読み始めてすぐ、こんな言葉と出会って衝撃を受けた。

「意志の強さで行動を起こせる人になるのではなく、行動が導き出した結果によって意志をコントロールできる人になる」
「真の結果を導き出すのは、「行動」だけです」
「すべての結果は行動の蓄積である」

まさに最初の1文が、僕に欠けていたピースだったように思えた。自分の苦しさの原因を名指しで教えてくれた気がした。


僕には、なにかが続かない自分のことを「ほら、意志が弱い。だから自分はなんでもダメなんだ」と見下し、自己嫌悪に陥っていくサイクルがあった。
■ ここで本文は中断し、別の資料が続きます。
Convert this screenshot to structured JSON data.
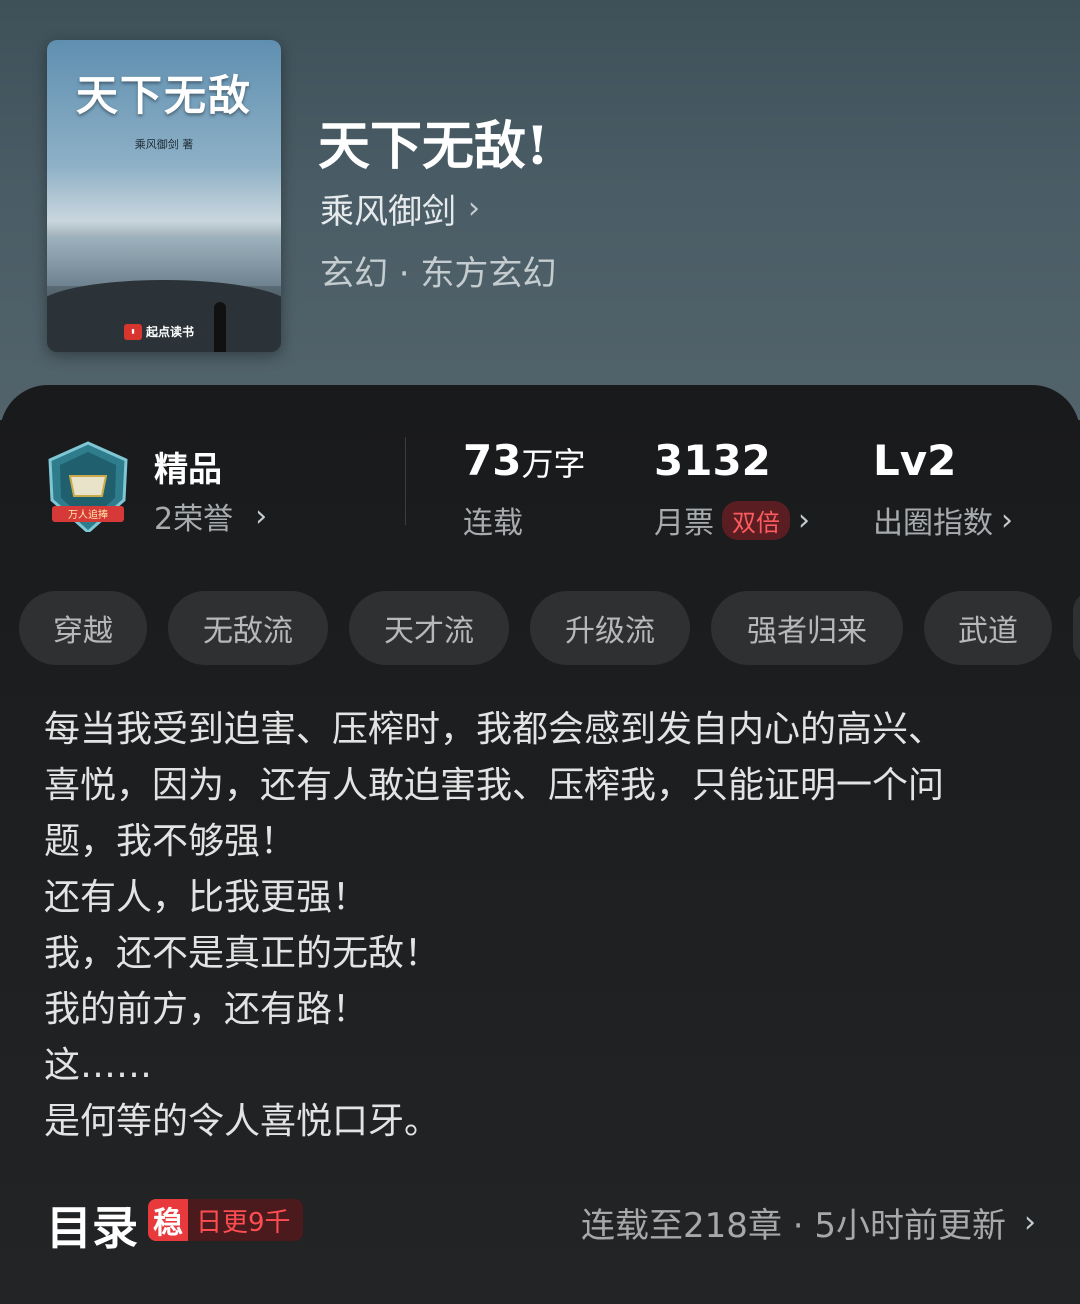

この本が終始貫く「“意志”を信じない」という姿勢は、そのサイクルにヒビを入れてくれた。



本を読み終えてすぐに、2つの行動を毎日続けることにした。(本の終わりに、「本を閉じた瞬間から行動してくれ」と書いてあったので。)

1つは、朝起きたらホットミルクを飲むこと。

もう1つは、輪ゴムを右手首にはめること。


僕の場合、朝起きれないのは「寒い」と「起きてもどうせやることがない」ということが理由だった。だから、それを上書きしてくれるようなことを、朝起きた後にすればいい。それが、ホットミルクを飲むことだった。

朝起きる。ミルクをコップに注ぎ、電子レンジで温め、砂糖を入れて、椅子に座ってゆっくりと飲む。あったかい。
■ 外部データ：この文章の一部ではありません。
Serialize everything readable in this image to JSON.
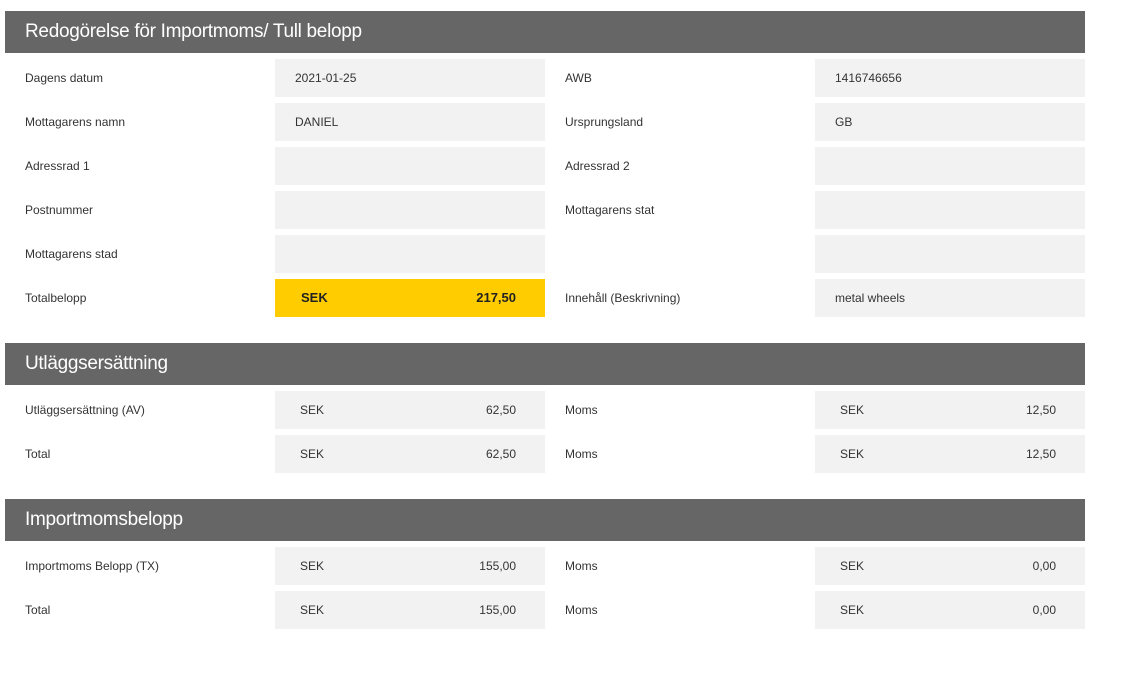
{
  "sections": [
    {
      "title": "Redogörelse för Importmoms/ Tull belopp",
      "rows": [
        {
          "label_left": "Dagens datum",
          "value_left": "2021-01-25",
          "label_right": "AWB",
          "value_right": "1416746656"
        },
        {
          "label_left": "Mottagarens namn",
          "value_left": "DANIEL",
          "label_right": "Ursprungsland",
          "value_right": "GB"
        },
        {
          "label_left": "Adressrad 1",
          "value_left": "",
          "label_right": "Adressrad 2",
          "value_right": ""
        },
        {
          "label_left": "Postnummer",
          "value_left": "",
          "label_right": "Mottagarens stat",
          "value_right": ""
        },
        {
          "label_left": "Mottagarens stad",
          "value_left": "",
          "label_right": "",
          "value_right": ""
        }
      ],
      "total_row": {
        "label_left": "Totalbelopp",
        "currency": "SEK",
        "amount": "217,50",
        "label_right": "Innehåll (Beskrivning)",
        "value_right": "metal wheels"
      }
    },
    {
      "title": "Utläggsersättning",
      "rows": [
        {
          "label_left": "Utläggsersättning (AV)",
          "currency_left": "SEK",
          "amount_left": "62,50",
          "label_right": "Moms",
          "currency_right": "SEK",
          "amount_right": "12,50"
        },
        {
          "label_left": "Total",
          "currency_left": "SEK",
          "amount_left": "62,50",
          "label_right": "Moms",
          "currency_right": "SEK",
          "amount_right": "12,50"
        }
      ]
    },
    {
      "title": "Importmomsbelopp",
      "rows": [
        {
          "label_left": "Importmoms Belopp (TX)",
          "currency_left": "SEK",
          "amount_left": "155,00",
          "label_right": "Moms",
          "currency_right": "SEK",
          "amount_right": "0,00"
        },
        {
          "label_left": "Total",
          "currency_left": "SEK",
          "amount_left": "155,00",
          "label_right": "Moms",
          "currency_right": "SEK",
          "amount_right": "0,00"
        }
      ]
    }
  ],
  "colors": {
    "header_bg": "#666666",
    "field_bg": "#f2f2f2",
    "highlight_bg": "#ffcc00"
  }
}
ホットミルクを作って飲むことは、「温かさ」と「やること」を僕に提供してくれる、抜群の行動だったのだ。



そして、なにより輪ゴムは、僕の救世主だった。

僕は、ネガティブで逃げがちな人間だ。慎重なのはいいことだけど、放っておくと想像が悪いほうに引っ張られて、なにも挑戦ができない。そんな人間にぴったりのTIPSが、この輪ゴムだった。

やることはシンプル。

自分が何かネガティブなことを想像しはじめたら、すぐさま輪ゴムを弾くこと。


ネガティブな想像は、たいてい現実のものではない。まだ起きていない。これは、その想像の深みにハマってしまう前に「それ、現実ちゃうで」と輪ゴムを弾いて自分に知らせるというTIPSだった。

ちなみに、僕が最初に輪ゴムを弾いたのは、輪ゴムを身につけた瞬間だった。「輪ゴムっていいアイデアだけどさ、僕のことだし続かないんじゃ?」という考えが頭をよぎったから。



輪ゴムに救われる日々

そんなこんなで、右手首の輪ゴムとはもうすぐ2週間の付き合いになる。

最初の頃は、シャワー浴びているとき、寝る前、ミーティングの前…、と四六時中弾いていたけど、今はその頻度もかなり減り、生活リズムも整ってきた。
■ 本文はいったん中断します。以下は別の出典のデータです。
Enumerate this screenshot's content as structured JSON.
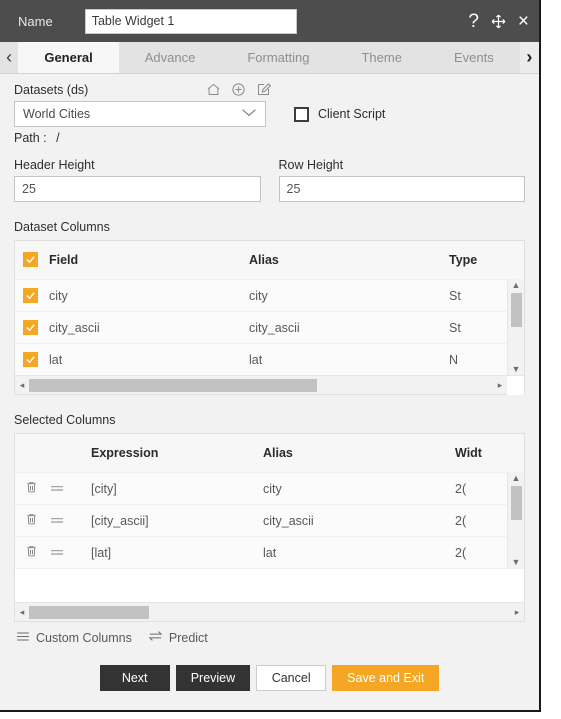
{
  "titlebar": {
    "name_label": "Name",
    "widget_name": "Table Widget 1",
    "help_icon": "?",
    "close_icon": "×"
  },
  "tabs": {
    "prev_icon": "‹",
    "next_icon": "›",
    "items": [
      {
        "label": "General"
      },
      {
        "label": "Advance"
      },
      {
        "label": "Formatting"
      },
      {
        "label": "Theme"
      },
      {
        "label": "Events"
      }
    ],
    "active": "General"
  },
  "general": {
    "datasets_label": "Datasets (ds)",
    "dataset_value": "World Cities",
    "dropdown_chevron": "∨",
    "client_script_label": "Client Script",
    "client_script_checked": false,
    "path_label": "Path :",
    "path_value": "/",
    "header_height_label": "Header Height",
    "header_height_value": "25",
    "row_height_label": "Row Height",
    "row_height_value": "25"
  },
  "dataset_columns": {
    "section_title": "Dataset Columns",
    "headers": {
      "field": "Field",
      "alias": "Alias",
      "type": "Type"
    },
    "rows": [
      {
        "checked": true,
        "field": "city",
        "alias": "city",
        "type": "St"
      },
      {
        "checked": true,
        "field": "city_ascii",
        "alias": "city_ascii",
        "type": "St"
      },
      {
        "checked": true,
        "field": "lat",
        "alias": "lat",
        "type": "N"
      }
    ],
    "select_all_checked": true,
    "scroll_left_arrow": "◂",
    "scroll_right_arrow": "▸",
    "scroll_up_arrow": "▲",
    "scroll_down_arrow": "▼"
  },
  "selected_columns": {
    "section_title": "Selected Columns",
    "headers": {
      "expression": "Expression",
      "alias": "Alias",
      "width": "Widt"
    },
    "rows": [
      {
        "expression": "[city]",
        "alias": "city",
        "width": "2("
      },
      {
        "expression": "[city_ascii]",
        "alias": "city_ascii",
        "width": "2("
      },
      {
        "expression": "[lat]",
        "alias": "lat",
        "width": "2("
      }
    ],
    "scroll_left_arrow": "◂",
    "scroll_right_arrow": "▸",
    "scroll_up_arrow": "▲",
    "scroll_down_arrow": "▼"
  },
  "footer": {
    "custom_columns_label": "Custom Columns",
    "predict_label": "Predict",
    "buttons": {
      "next": "Next",
      "preview": "Preview",
      "cancel": "Cancel",
      "save_and_exit": "Save and Exit"
    }
  },
  "colors": {
    "accent": "#f5a623",
    "titlebar": "#4d4d4d",
    "dark_button": "#333333"
  }
}
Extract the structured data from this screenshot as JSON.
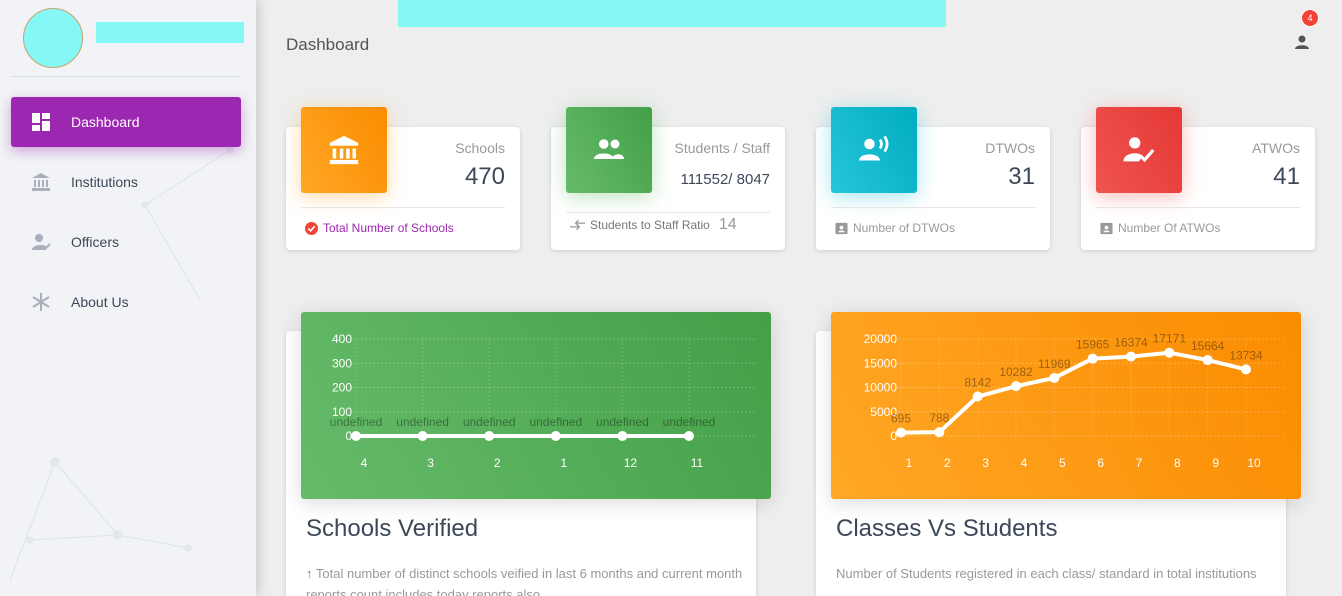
{
  "header": {
    "title": "Dashboard",
    "notification_count": "4"
  },
  "sidebar": {
    "items": [
      {
        "label": "Dashboard",
        "icon": "dashboard-icon",
        "active": true
      },
      {
        "label": "Institutions",
        "icon": "institution-icon",
        "active": false
      },
      {
        "label": "Officers",
        "icon": "officer-icon",
        "active": false
      },
      {
        "label": "About Us",
        "icon": "snowflake-icon",
        "active": false
      }
    ]
  },
  "stats": [
    {
      "category": "Schools",
      "value": "470",
      "footer": "Total Number of Schools",
      "color": "#ff9800",
      "icon": "bank-icon"
    },
    {
      "category": "Students / Staff",
      "value": "111552/ 8047",
      "footer": "Students to Staff Ratio",
      "footer_value": "14",
      "color": "#4caf50",
      "icon": "group-icon"
    },
    {
      "category": "DTWOs",
      "value": "31",
      "footer": "Number of DTWOs",
      "color": "#00bcd4",
      "icon": "record-voice-icon"
    },
    {
      "category": "ATWOs",
      "value": "41",
      "footer": "Number Of ATWOs",
      "color": "#f44336",
      "icon": "how-to-reg-icon"
    }
  ],
  "charts": {
    "schools_verified": {
      "title": "Schools Verified",
      "description": "Total number of distinct schools veified in last 6 months and current month reports count includes today reports also",
      "color": "#4caf50"
    },
    "classes_students": {
      "title": "Classes Vs Students",
      "description": "Number of Students registered in each class/ standard in total institutions",
      "color": "#ff9800"
    }
  },
  "chart_data": [
    {
      "type": "line",
      "categories": [
        "4",
        "3",
        "2",
        "1",
        "12",
        "11"
      ],
      "values": [
        0,
        0,
        0,
        0,
        0,
        0
      ],
      "point_labels": [
        "undefined",
        "undefined",
        "undefined",
        "undefined",
        "undefined",
        "undefined"
      ],
      "yticks": [
        "400",
        "300",
        "200",
        "100",
        "0"
      ],
      "ylim": [
        0,
        400
      ],
      "grid": true
    },
    {
      "type": "line",
      "categories": [
        "1",
        "2",
        "3",
        "4",
        "5",
        "6",
        "7",
        "8",
        "9",
        "10"
      ],
      "values": [
        695,
        788,
        8142,
        10282,
        11969,
        15965,
        16374,
        17171,
        15664,
        13734
      ],
      "point_labels": [
        "695",
        "788",
        "8142",
        "10282",
        "11969",
        "15965",
        "16374",
        "17171",
        "15664",
        "13734"
      ],
      "yticks": [
        "20000",
        "15000",
        "10000",
        "5000",
        "0"
      ],
      "ylim": [
        0,
        20000
      ],
      "grid": true
    }
  ]
}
こんなに同じ起床時間を保てたのはいつ以来だろう、という感じ。


「コロナのせいで、調子が狂った」とはじめ恨めしく思っていた問題の根っこは、結局自分にあったということだ。コロナのせいで可視化されただけで、僕はこれまで、いつだってセルフマネジメントが下手くそだった。遅かれ早かれ、この問題は解決しなきゃいけなかったんだ。


奇しくも、予定が少なく時間に余裕があるこんな状況だからこそ、自分のことに目が向けられたのかもしれないと思う。

この状況が与えてくれたきっかけには、ちょっとした感謝をしている。